Создать вторую «Помпею» стало мечтой горячих и пламенных энтузиастов; старые профессора убедились, что им нечего бояться Брюллова, что он не изменил им: хоть и дерзкая вещь была его «Помпея», но все-таки несомненно кровное детище Академии; умеренные же юноши также были очень довольны, так как если они и отчаивались дойти до самого маэстро, то все же не теряли надежду попасть хоть в свиту его, выучившись рисовать, как он тому выучился, не боясь эффектничания, как он того не боялся. И, таким образом, в ту самую минуту, когда Пушкин с прекрасной и как будто беспечной улыбкой предлагал свои роковые и небывалые вопросы — до сих пор еще не разрешенные, — когда Гоголь разразился грандиозным смехом, но вскоре спохватился и многозначительно запророчествовал, когда Кольцов запел свои простые, но полные таинственного смысла песни, когда Лермонтов приоткрыл бесконечную глубину своей трагической души, когда у нас истинно русское искусство — в литературе — вдруг расцвело таким пышным и чудесным цветом,— тогда-то наша бедная живопись, в чаду успеха «Помпеи», в сумятице всеобщего непонимания, толкаемая теми же Пушкиным и Гоголем, вдруг отвернулась от истины и жизни и рабски поплелась вслед за итальянизированным академиком, любуясь его «высшей школой», не замечая, что под блестками наряда его страдает и ломается искривленное, развращенное существо.
Правда, тем временем в казарменных каморках уже скромно списывал портретики с товарищей бедняк офицер Федотов, которому выпало на долю впоследствии бросить самый тяжелый камень в этого кумира, но для которого Брюллов тогда был так недосягаемо высок, что о приближении к этому колоссу, а тем паче о борьбе с ним ему, дилетанту-самоучке, и в голову не приходило; правда, в разных местах России уже жили, росли и развивались те юноши, которые выступили потом одни сознательно, другие (так же, как Федотов) бессознательно самыми опасными врагами всего брюлловского принципа; правда, в Италии, в том же Риме, уже жил и страдал великий мученик Иванов, явившийся самой печальной жертвой Академии и навеки тем опозоривший ее. Однако в те дни неистового восторга от Брюллова казалось, что навсегда установлялась новая, божественная система для русской художественной школы.

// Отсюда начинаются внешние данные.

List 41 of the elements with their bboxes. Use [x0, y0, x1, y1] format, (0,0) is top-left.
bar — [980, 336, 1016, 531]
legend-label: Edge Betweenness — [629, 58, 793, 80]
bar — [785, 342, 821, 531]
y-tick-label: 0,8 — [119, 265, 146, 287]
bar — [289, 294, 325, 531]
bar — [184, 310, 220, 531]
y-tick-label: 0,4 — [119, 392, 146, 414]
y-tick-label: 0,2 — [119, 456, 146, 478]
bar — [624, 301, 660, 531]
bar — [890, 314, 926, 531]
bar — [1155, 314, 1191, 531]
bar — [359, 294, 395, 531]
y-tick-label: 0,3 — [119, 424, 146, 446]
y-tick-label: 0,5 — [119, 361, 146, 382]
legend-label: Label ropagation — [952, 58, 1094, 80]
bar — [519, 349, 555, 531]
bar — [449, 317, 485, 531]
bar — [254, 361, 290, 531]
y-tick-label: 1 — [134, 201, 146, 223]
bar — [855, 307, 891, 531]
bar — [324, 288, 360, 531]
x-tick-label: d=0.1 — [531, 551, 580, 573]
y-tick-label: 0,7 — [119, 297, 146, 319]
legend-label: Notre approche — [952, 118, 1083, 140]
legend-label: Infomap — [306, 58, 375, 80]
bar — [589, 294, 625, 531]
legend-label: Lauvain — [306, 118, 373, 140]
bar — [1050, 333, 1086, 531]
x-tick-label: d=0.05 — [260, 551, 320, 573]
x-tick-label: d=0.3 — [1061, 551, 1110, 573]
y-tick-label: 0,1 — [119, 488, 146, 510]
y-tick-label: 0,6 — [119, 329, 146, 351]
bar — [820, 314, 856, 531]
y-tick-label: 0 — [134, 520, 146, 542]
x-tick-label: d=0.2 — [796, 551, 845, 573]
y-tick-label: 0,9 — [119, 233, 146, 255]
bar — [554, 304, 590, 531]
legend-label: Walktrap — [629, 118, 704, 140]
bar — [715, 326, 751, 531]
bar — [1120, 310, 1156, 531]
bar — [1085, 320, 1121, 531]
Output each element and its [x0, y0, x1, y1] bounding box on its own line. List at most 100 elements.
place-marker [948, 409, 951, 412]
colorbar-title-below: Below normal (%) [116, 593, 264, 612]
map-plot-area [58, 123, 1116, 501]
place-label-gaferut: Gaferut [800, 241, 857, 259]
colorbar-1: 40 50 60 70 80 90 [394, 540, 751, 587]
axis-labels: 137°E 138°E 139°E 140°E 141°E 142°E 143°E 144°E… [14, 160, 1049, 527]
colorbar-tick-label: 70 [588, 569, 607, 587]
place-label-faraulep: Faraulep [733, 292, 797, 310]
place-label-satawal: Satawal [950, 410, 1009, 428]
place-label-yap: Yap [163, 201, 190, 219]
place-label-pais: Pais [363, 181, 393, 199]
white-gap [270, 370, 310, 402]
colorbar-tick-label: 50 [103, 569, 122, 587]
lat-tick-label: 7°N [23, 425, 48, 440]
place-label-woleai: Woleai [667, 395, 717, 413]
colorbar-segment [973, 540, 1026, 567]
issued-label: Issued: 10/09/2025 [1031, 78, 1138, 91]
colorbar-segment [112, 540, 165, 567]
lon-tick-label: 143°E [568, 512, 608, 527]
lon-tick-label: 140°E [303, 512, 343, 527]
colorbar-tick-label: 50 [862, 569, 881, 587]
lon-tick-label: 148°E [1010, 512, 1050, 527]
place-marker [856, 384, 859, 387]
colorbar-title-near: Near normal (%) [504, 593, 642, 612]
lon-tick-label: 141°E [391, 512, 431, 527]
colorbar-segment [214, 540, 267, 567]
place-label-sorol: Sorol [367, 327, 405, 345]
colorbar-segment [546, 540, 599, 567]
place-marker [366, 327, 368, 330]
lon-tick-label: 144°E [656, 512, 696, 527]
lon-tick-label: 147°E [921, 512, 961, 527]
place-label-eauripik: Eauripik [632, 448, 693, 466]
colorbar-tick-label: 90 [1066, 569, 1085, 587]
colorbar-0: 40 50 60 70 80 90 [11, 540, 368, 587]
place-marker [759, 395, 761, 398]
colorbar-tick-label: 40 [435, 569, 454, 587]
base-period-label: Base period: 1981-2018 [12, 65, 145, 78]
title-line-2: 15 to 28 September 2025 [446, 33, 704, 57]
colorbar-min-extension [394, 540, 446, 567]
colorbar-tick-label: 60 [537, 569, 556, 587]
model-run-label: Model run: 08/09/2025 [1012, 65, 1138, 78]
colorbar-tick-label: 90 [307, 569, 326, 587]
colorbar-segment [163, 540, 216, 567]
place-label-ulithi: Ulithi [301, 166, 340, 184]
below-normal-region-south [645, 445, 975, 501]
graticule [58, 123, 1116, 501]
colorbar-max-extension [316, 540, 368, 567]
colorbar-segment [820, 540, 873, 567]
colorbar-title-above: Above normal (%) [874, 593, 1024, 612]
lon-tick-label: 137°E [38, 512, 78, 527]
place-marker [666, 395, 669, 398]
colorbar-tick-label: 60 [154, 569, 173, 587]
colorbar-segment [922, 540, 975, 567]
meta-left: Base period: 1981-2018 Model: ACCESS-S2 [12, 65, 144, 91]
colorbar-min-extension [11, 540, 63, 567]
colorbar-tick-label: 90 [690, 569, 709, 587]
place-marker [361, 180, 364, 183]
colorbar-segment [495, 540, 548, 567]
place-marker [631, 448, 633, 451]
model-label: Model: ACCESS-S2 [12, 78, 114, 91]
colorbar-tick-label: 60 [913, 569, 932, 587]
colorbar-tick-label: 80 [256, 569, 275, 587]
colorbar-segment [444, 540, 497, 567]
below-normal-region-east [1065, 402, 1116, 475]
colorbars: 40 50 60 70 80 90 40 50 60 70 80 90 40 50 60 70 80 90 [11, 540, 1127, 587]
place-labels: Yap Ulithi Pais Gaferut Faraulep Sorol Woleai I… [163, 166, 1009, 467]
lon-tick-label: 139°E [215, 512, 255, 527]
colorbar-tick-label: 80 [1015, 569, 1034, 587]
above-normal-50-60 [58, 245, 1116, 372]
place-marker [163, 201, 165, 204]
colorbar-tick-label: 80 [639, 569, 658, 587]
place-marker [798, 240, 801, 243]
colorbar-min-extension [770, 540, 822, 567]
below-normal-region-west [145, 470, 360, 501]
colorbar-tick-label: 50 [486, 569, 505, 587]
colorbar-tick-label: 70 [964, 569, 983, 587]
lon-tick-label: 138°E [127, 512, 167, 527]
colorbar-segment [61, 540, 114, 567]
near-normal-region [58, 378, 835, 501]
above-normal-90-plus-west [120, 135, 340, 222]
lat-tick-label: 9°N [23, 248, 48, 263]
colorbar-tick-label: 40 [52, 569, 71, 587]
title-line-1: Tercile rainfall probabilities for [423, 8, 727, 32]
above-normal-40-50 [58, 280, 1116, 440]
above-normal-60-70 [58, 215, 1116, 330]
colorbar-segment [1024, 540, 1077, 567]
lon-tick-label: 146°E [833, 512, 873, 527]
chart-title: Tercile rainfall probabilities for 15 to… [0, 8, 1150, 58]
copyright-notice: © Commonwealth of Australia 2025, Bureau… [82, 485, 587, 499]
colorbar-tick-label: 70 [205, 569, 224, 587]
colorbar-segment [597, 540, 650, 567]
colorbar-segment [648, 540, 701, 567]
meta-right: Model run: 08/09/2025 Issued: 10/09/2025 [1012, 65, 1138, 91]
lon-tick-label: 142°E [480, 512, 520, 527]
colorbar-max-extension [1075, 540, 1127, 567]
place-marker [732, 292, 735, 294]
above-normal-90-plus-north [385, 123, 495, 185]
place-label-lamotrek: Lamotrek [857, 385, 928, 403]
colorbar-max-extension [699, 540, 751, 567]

Брюллов создал целую религию. Оно и не могло быть иначе при его деспотической, безусловно уверенной в себе натуре. Его манера держать себя, его снисходительный и великолепный тон, «гениальные» причуды — все свидетельствовало о сознании им своей огромной силы. Противоречий он не терпел вовсе, да их ему почти и не приходилось встречать — так все оказались в России не подготовленными для того, так мало все чувствовали искусство. Положим, старик Венецианов с разбитым сердцем глядел на то, как его ученики один за другим перебегали к Брюллову, и считал их погибшими, но кто же слушал этого старика чудака, кому какое дело было до его настоящих мужиков, до его настоящей России, когда Брюллов обещал дать в своей «Осаде Пскова» совсем новую, просветленную Россию, какое-то высшее выражение русского героизма, русского религиозного подъема, нечто такое, что вполне равнялось бы по возвышенности пятому акту «бессмертных» драм Кукольника. Вокруг имени Брюллова сплелся целый венец сказаний, малейшее его слово заносилось в художественную летопись, которой чередующиеся поколения художников зачитывались с трепетом душевным, не подозревая, что отравляют себя. Одно, впрочем, было действительно хорошо во всем этом бешеном увлечении, это — именно его бешенство, так как оно сообщило ему столь невероятную силу и распространение, что тогда до самых глухих закоулков, где прежде никто ничего не слыхал об искусстве, прогремело имя Брюллова. Это было хорошо в том отношении, что таким образом вся Россия узнала о существовании живописи и могла, следовательно, и заинтересоваться ею.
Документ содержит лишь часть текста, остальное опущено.